Some of the sectors that has approached the Commerce Ministry as they are struggling for their survival includes synthetic textiles, dyes and ceramics plastic articles, leather articles etc,
Pakistan-China volume of trade that was in the region of $4 billion in the year 2006-07, reached an all-time high at $10.19 billion in 2013-14. Pakistan's exports have jumped to $2.4 billion in 2013-14 from $575 million in 2006-07. Correspondingly China's exports to Pakistan have increased to $7.77 billion in 2013-14 from $3.5 billion in 2006-07.
Pakistan's major exports to China are cotton yarn / fabric, rice, raw hides & skins, crude vegetable material, chemical material, etc. While major imports from China are machinery (all sorts) and its parts, yarn and thread of synthetic fiber, vegetable and synthetic textile fiber etc.

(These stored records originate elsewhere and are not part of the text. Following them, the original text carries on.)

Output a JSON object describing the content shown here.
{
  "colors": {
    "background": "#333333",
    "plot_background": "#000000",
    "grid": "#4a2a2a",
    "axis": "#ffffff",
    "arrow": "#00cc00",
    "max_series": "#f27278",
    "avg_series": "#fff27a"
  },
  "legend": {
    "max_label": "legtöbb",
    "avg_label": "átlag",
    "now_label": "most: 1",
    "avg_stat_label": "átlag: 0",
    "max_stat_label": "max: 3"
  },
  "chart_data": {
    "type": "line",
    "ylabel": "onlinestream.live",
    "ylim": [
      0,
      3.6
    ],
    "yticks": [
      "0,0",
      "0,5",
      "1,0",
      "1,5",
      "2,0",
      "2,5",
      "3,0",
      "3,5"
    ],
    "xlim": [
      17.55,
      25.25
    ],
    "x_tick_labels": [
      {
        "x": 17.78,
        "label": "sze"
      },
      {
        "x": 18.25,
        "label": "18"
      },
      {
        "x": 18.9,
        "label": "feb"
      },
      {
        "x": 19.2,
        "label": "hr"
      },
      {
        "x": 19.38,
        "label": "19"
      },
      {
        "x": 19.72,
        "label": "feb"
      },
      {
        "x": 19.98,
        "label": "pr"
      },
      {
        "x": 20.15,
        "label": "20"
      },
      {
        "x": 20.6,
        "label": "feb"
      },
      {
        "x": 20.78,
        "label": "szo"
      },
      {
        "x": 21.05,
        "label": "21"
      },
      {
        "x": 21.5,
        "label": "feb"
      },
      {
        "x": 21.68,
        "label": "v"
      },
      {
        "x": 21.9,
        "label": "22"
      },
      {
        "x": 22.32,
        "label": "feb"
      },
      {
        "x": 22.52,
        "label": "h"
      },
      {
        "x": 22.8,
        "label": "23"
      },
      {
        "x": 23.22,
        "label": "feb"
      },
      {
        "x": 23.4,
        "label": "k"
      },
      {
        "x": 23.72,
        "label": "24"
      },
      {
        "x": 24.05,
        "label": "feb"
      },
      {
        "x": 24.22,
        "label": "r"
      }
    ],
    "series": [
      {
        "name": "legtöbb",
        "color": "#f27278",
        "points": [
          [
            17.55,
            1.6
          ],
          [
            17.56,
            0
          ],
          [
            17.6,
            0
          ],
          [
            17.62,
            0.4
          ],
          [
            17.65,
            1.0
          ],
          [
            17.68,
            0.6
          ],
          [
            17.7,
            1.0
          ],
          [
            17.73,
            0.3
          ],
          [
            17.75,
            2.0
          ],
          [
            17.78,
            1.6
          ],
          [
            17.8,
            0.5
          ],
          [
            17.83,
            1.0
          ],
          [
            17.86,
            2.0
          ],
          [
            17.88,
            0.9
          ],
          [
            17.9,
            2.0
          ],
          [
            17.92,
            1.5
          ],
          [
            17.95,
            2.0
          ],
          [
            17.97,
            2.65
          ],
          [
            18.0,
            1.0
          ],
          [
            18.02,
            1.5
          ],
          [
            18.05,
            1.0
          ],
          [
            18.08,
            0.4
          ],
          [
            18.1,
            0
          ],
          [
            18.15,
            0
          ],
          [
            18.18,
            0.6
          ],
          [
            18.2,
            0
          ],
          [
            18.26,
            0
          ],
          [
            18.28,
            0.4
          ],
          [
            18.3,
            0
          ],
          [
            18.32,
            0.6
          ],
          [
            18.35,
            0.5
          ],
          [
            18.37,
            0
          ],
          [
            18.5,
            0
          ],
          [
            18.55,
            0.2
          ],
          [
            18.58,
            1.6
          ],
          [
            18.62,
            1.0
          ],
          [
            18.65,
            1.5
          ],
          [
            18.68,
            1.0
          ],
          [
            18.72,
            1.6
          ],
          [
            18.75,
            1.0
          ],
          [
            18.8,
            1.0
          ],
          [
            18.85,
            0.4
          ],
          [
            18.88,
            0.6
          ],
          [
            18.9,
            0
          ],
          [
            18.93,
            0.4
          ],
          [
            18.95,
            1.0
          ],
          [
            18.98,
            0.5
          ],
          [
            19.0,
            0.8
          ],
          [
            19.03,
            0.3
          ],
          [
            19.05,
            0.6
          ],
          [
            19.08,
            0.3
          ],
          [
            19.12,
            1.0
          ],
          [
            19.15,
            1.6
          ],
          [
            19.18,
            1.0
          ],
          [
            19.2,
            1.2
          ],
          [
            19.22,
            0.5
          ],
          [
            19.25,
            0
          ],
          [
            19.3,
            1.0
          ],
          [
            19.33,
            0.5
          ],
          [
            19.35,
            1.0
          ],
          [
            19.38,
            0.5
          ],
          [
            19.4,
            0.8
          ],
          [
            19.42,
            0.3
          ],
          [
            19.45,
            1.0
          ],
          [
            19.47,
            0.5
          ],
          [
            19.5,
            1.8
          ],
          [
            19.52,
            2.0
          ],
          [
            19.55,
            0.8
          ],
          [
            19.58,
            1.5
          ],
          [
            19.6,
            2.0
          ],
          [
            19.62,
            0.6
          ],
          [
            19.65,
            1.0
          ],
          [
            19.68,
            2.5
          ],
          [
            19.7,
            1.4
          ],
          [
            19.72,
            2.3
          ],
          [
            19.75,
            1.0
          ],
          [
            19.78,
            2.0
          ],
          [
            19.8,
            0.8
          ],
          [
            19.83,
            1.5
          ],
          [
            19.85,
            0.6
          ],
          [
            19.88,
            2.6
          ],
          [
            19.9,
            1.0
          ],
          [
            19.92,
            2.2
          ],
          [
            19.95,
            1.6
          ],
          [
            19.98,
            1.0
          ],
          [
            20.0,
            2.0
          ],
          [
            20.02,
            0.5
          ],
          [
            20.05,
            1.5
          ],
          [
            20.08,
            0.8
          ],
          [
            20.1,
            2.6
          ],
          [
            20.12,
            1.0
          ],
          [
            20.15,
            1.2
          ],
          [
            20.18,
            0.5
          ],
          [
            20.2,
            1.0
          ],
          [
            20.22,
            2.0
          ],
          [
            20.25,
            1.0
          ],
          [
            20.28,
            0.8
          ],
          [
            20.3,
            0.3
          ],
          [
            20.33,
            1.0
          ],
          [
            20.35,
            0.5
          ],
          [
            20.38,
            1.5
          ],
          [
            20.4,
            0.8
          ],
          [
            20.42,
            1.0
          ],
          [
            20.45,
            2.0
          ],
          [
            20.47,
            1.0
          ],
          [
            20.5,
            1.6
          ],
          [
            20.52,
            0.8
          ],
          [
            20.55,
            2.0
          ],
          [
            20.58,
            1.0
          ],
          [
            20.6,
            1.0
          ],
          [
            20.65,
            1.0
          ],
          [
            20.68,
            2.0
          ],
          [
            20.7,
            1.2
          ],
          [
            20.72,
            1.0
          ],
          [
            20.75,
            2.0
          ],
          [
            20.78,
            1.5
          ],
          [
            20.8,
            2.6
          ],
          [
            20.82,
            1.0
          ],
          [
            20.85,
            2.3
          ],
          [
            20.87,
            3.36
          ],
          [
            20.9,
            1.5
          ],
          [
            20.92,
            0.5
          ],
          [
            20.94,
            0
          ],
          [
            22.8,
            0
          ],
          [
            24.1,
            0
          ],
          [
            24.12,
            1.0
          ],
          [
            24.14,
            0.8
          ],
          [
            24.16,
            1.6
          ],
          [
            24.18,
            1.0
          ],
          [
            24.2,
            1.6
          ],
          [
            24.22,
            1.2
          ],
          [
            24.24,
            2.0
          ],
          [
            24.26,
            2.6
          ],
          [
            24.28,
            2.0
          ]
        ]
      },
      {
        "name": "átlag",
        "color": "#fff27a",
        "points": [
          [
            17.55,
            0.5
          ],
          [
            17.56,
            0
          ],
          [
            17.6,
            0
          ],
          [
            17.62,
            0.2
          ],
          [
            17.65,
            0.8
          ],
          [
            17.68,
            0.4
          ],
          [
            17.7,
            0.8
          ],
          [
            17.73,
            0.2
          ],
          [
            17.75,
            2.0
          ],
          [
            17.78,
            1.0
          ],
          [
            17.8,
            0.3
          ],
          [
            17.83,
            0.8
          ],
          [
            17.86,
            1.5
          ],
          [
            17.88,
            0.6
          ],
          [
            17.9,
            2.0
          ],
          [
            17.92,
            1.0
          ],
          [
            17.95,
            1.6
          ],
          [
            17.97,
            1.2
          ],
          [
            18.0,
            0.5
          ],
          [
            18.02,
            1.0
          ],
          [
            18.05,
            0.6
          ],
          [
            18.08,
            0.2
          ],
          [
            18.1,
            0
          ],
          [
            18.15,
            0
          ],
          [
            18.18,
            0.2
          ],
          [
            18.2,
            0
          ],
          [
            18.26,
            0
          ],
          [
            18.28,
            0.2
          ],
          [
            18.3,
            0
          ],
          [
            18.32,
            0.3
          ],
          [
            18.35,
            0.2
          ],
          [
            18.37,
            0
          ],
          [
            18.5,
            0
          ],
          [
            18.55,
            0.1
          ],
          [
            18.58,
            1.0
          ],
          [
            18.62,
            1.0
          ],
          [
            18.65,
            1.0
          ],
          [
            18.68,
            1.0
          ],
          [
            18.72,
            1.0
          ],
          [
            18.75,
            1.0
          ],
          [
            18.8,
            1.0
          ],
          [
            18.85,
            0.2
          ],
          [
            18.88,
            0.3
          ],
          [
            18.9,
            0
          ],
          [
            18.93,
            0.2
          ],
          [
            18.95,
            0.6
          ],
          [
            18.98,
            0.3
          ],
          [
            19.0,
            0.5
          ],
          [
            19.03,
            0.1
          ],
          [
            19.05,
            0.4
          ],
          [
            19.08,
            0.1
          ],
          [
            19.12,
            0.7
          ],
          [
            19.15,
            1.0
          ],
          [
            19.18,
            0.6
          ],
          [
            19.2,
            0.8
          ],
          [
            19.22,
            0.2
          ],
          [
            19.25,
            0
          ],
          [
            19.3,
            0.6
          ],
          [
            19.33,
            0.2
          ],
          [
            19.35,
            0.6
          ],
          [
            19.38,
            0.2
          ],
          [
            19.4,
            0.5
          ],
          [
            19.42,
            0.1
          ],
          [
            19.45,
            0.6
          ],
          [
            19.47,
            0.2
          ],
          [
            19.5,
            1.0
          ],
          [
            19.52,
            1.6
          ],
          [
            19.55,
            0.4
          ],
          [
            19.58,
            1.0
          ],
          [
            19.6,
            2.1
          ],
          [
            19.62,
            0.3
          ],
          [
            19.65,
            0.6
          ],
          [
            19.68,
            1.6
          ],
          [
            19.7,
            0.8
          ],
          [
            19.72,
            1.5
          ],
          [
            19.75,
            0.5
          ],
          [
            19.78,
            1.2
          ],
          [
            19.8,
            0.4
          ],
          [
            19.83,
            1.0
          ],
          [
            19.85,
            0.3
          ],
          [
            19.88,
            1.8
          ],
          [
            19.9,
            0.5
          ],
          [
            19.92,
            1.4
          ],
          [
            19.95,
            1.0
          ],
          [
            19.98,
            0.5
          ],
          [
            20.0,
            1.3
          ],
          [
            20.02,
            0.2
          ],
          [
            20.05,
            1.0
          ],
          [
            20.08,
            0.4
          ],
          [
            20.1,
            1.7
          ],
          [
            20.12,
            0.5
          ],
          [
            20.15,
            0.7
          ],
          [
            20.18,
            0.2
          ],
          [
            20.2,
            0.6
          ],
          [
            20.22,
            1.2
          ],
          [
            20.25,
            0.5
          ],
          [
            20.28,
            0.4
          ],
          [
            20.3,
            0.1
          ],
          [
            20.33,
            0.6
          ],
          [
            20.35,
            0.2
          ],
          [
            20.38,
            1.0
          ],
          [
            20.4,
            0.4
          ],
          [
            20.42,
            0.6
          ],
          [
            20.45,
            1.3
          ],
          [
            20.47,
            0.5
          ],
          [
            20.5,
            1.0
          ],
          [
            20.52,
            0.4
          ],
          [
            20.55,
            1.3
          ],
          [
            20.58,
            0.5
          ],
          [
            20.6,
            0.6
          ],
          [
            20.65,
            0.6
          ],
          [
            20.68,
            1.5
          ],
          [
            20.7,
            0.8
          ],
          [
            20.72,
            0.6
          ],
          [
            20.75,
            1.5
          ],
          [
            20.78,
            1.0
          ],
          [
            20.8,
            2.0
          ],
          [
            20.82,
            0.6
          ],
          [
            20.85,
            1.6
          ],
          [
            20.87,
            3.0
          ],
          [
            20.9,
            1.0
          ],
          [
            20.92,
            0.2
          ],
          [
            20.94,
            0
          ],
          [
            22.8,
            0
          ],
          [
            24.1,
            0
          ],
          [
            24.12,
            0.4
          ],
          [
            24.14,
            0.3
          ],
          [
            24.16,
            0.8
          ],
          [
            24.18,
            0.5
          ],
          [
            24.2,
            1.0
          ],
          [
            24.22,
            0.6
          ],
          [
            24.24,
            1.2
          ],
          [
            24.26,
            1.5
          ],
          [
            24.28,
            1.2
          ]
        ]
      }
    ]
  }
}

Pakistan secured market access on products of immediate export interest like cotton fabrics, blended fabrics, synthetic yarn and fabrics, knit fabrics, home textiles, etc. During first 3 years of implementation of Phase-I, both sides reduced tariffs on almost 36% tariff lines to zero duty.
The Phase II was supposed to start from the sixth year of the entry into force of the agreement and by the end of 2nd phase both sides would have to reduce tariffs on 90% tariff lines to zero percent duty. The FTA covers more than 7000 tariff lines at HS Code 8 digit level.
It has been revealed that Pakistan could not utilize the concessions granted by China as per the review of the first Phase of CPFTA. Pakistan could only export in 253 tariff lines, where average export value was $500 or more, which is around 3.3% of the total tariff lines (7550) on which China granted concessions to Pakistan. Pakistan mainly exported raw materials and intermediate products such as cotton yarn, woven fabric, Grey fabric, etc Value-added products were missing. Some of the value-added products like garments, etc, are included in the concessionary regime.
Pakistan has signed FTAs with Malaysia, Sri Lanka & SAFTA. Most importantly the concessions granted partner countries in these FTAs don't undermine the MOP for Chinese exports to Pakistan. Chinese goods with the CPFTA enjoy a kind of monopolistic position in Pakistani market.
On the other hand, China has FTAs with Chile, New Zealand, Singapore, Peru, Costa Rica and ASEAN countries. With Chile 75 percent of the tariff lines are at zero duty. With New Zealand above 90 per cent tariff lines are at zero percent duty. With Singapore, 166 percent tariff lines, Peru 72 percent tariff lines and with Costa Rica at present 65 per cent of tariff lines are at zero and 64 percent tariff lines would be at zero by 2016, with Malaysia, 94 per cent of tariff lines.
As regards ASEAN countries, with Brunei 67 percent tariff lines are at zero duty, Indonesia 93 percent tariff lines are at zero per cent, Thailand 93 percent tariff lines, Myanmar 93per cent tariff lines, Philippines 63 percent of tariff lines are at zero per cent. While for Pakistan only around 36 percent tariff lines are at zero.
Ever since China has entered into FTA with other countries where it has exchanged concessions, which have undermined the Margin of Preference (MOP) for Pakistani products; more over the coverage and the depth of China's other FTAs is greater than CPFTA.